Intel's anti-malware CET technology to be included in Tiger Lake CPUs

CET is designed to prevent malicious programmes from altering the control flow of applications, Intel says

Intel announced on Monday that it will add new anti-malware Control-flow Enforcement Technology (CET) into its upcoming Tiger Lake Mobile CPUs.

The chipmaker has been working on the technology since 2016. It says CET can help deal with control flow in the processor (order in which tasks are completed in the processor), preventing malicious programmes from altering the control flow of other applications, such as web browsers, word processors, PDF readers, etc.

Intel's upcoming Tiger Lake processors, which will be used in laptops under the Intel Core brand, will be the first family of processors to use the CET security feature, according to the company.

In future, the chipmaker will include CET into its server, desktop and vPro processors as part of the company's remote IT management platform.

Tom Garrison, Intel's vice president of the Client Computing Group, said in an online post that CET is a set of silicon-level instructions that provide protection against exploitation of legitimate code through control-flow hijacking attacks.

Such attacks are usually difficult to mitigate through software, which prompted Intel to develop the CET security feature.

According to Garrison, Intel CET It will offer protection through two main capabilities: shadow stack and indirect branch tracking.

Shadow stack provides return address protection and helps to defend against return-oriented programming (ROP) attack methods, which hackers use to circumvent anti-exploit measures introduced by software developers a decade ago.

Indirect branch tracking technique provides protection against jump/call-oriented programming (JOP/COP) attack methods.

ROP and JOP/COP attack methods are commonly used in a class of malware referred to as memory safety issues and include tactics such as stack buffer overflow corruption and use-after-free.

According to Garrison, Microsoft will provide support for Intel CET in Windows 10 OS through Hardware-enforced Stack Protection feature.
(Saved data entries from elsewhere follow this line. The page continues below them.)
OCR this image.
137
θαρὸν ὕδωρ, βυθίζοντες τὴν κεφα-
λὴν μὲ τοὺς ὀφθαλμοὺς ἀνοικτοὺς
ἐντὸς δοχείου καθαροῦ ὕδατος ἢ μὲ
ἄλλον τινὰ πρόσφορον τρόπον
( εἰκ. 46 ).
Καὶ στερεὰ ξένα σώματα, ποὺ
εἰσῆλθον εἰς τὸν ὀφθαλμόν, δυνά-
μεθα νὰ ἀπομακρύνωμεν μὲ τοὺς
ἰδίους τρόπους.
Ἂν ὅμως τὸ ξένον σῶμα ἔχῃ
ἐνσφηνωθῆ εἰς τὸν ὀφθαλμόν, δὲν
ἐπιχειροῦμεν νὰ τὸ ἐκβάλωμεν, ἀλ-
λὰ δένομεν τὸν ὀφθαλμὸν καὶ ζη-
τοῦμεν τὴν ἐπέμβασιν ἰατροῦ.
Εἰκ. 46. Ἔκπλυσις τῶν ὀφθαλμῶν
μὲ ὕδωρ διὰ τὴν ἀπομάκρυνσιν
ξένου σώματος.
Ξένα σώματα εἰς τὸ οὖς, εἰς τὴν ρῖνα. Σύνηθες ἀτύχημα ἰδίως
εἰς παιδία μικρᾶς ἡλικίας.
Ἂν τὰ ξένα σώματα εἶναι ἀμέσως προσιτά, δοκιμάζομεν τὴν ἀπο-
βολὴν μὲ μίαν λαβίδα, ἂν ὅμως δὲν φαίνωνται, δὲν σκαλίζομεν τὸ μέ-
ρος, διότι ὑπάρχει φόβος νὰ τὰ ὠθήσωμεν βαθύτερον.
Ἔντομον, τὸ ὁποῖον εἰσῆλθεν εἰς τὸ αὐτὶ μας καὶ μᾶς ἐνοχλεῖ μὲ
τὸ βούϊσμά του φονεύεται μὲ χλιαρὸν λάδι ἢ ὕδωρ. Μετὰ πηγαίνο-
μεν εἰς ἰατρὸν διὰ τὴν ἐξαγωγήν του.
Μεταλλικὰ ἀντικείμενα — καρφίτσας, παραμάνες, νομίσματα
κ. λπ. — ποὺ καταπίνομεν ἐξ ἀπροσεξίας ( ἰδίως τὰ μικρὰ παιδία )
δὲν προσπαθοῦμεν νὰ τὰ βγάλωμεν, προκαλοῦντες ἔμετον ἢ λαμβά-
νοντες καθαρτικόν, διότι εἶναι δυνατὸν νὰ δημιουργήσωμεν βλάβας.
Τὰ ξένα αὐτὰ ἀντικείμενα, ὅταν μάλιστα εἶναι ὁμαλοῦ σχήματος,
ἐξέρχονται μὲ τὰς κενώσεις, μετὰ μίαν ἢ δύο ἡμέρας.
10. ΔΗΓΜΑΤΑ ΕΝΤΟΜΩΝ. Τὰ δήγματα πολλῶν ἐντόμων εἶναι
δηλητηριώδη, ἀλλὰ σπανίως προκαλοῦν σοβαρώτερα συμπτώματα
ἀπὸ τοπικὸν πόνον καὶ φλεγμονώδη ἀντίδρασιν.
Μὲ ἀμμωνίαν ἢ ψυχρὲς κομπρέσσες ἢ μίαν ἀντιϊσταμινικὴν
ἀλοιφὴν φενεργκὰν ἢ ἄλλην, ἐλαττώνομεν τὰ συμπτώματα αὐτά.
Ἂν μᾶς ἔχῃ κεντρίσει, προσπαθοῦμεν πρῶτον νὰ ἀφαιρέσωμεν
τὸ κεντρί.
A preview of this feature is available in Windows 10 Insider Previews.

While releasing the early preview of the feature in March, Microsoft said that it would help enforce strict management of the memory stack and enable apps to utilise the local CPU hardware to protect their code from attacks.

This new feature will work only on chipsets with Intel CET instructions, and will have "very minimal" impact on performance, according to Intel.

The semiconductor giant also said that it is working with many other software developers and compiler vendors to support CET technology.